Bagian 24

2.7K 310 90
                                    

Di dalam kamarnya, Gulf duduk di atas kasur seraya memeluk lututnya dengan sangat erat. Pada akhirnya Gulf tetaplah seseorang yang menyedihkan dan kesepian, tanpa cinta ataupun kasih sayang bahkan dari keluarganya sendiri.

Gulf memegangi perutnya yang terasa sakit. Lapar dan haus, Gulf hanya bisa menelan ludah untuk menahan dahaga.

Tinggal di rumah sendiri serasa di penjara. Sejak Bayu memberi perintah pada Tay, Tay menyeret Gulf kedalam kamar dan mengunci pintu dari luar. Seperti biasa, Gulf hanya bisa pasrah, mengikuti saja apa kehendak Ayah-nya jika tidak ingin merasakan sakit yang lebih parah.

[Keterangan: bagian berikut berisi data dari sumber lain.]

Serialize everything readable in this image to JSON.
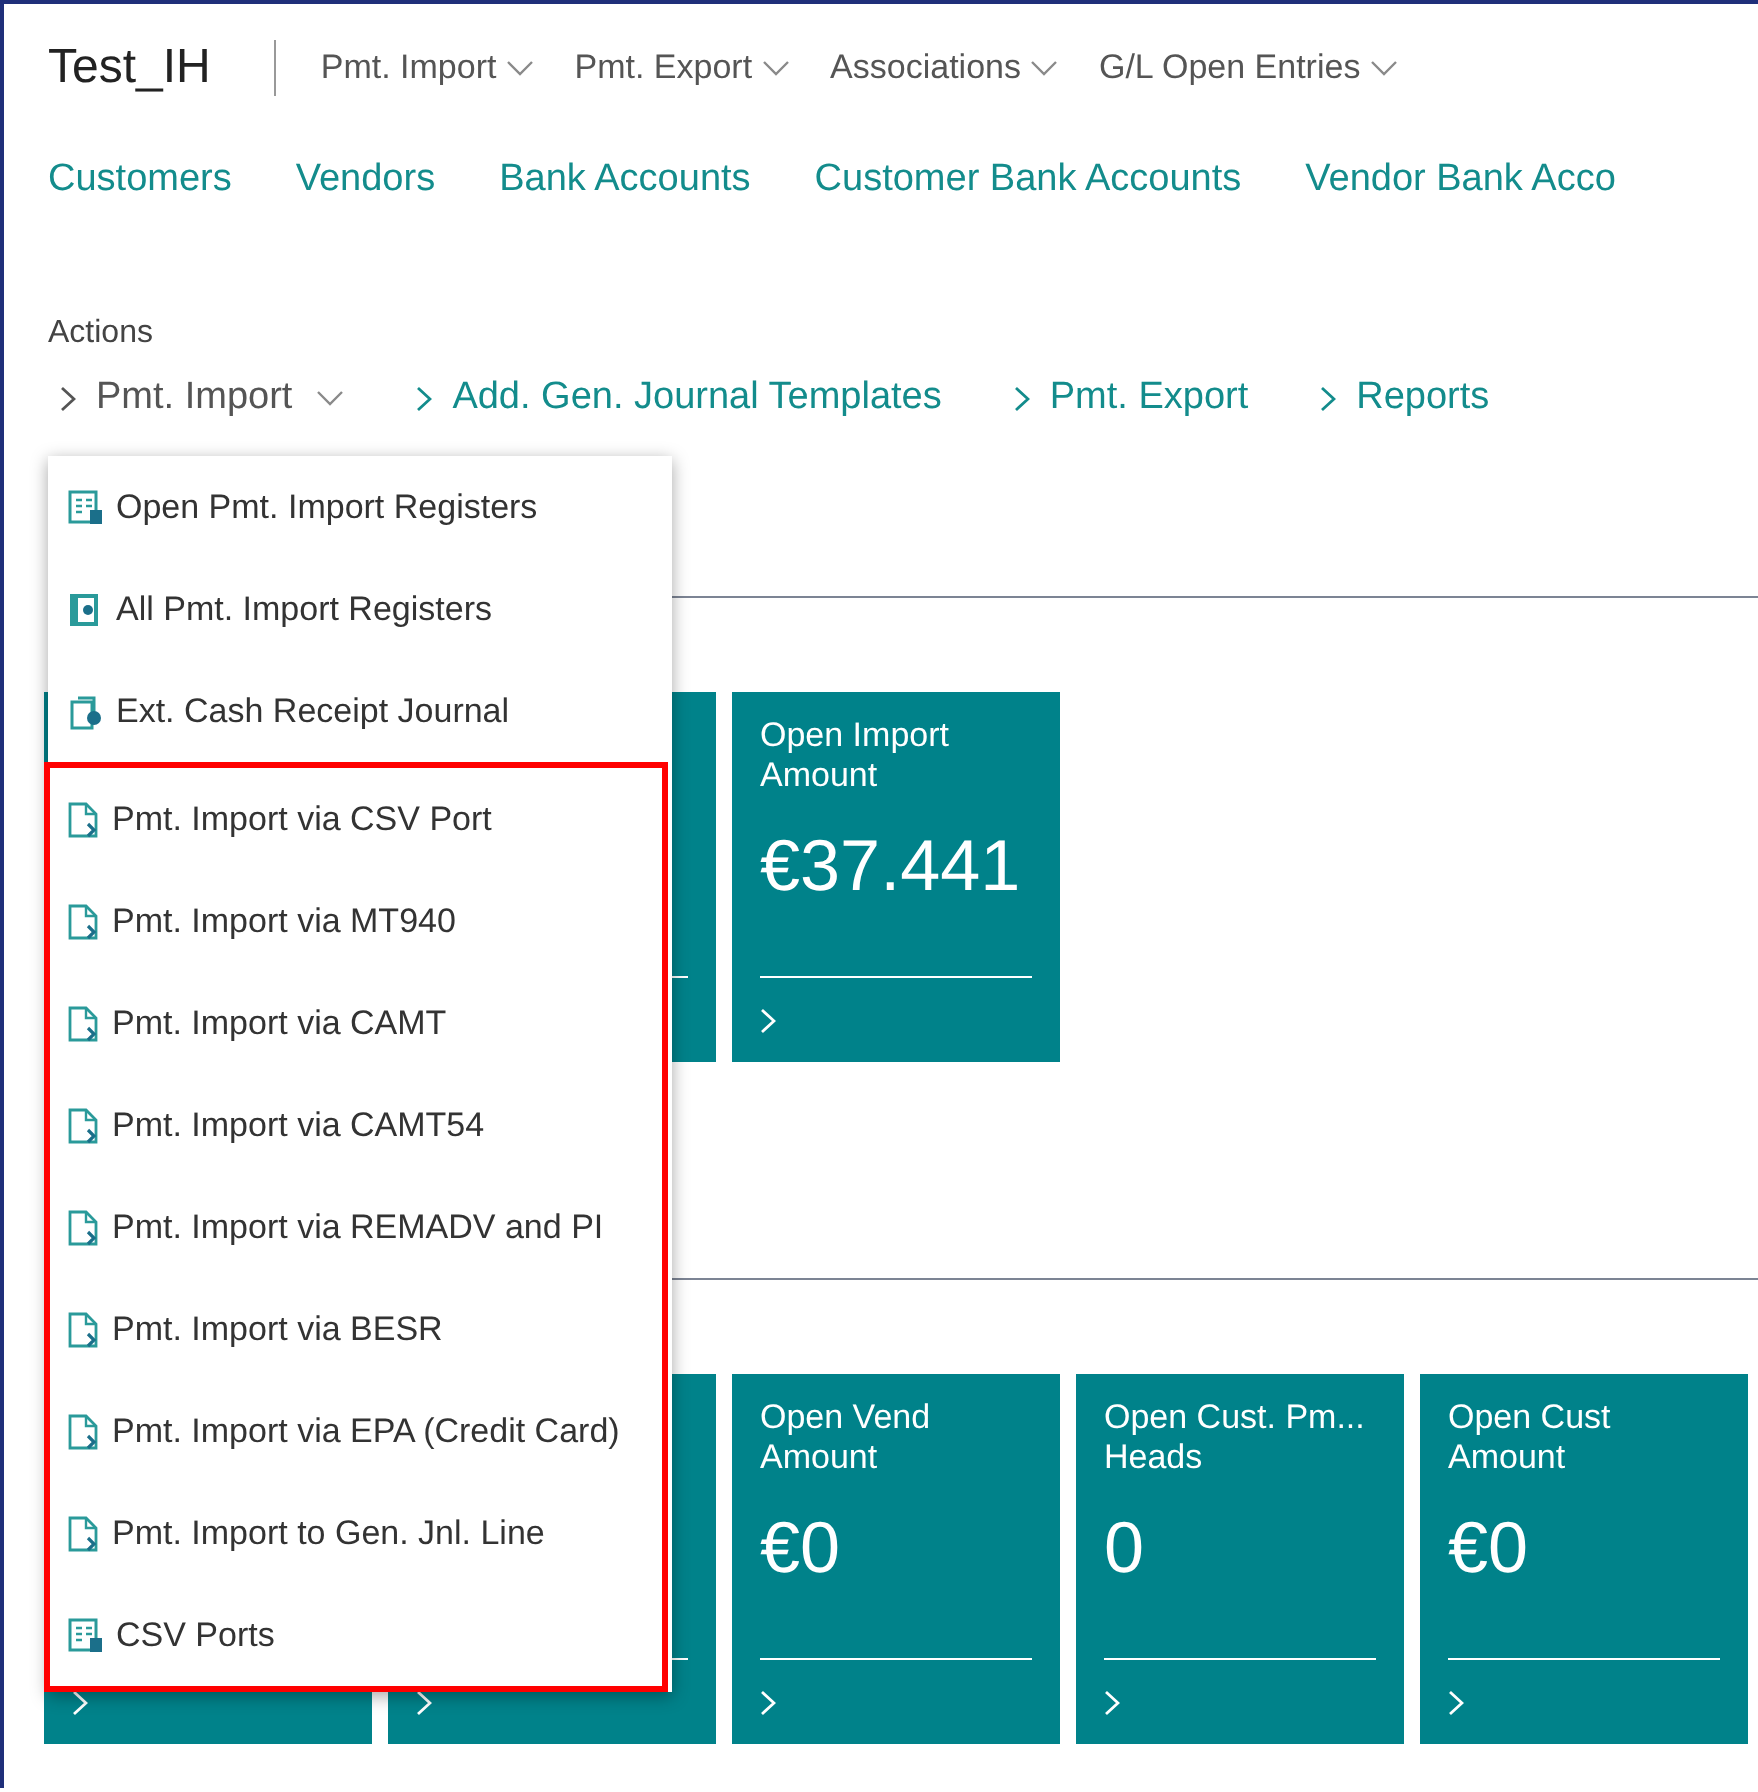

Di sisi lain, di sebuah ruangan yang cukup gelap. Mew tengah duduk bersandar pada ranjang dengan tatapan kosong yang lurus kedepan.

Seperti terjebak di dalam sunyinya gelap,  Mew hanya bisa diam dan menetap di dalam labirin yang dipenuhi dengan duri.

Siapa Gulf? Dan apa tujuannya sehingga Gulf mengatakan pada Mew bahwa ia mencintai Mew ketika itu?

Harus Mew akui bahwa kehangatan yang Gulf janjikan itu nyata kebenarannya, Mew ingin menyentuh Gulf layaknya sinar matahari yang menerpa bunga matahari, tapi Mew tersadar bahwa ini adalah takdirnya.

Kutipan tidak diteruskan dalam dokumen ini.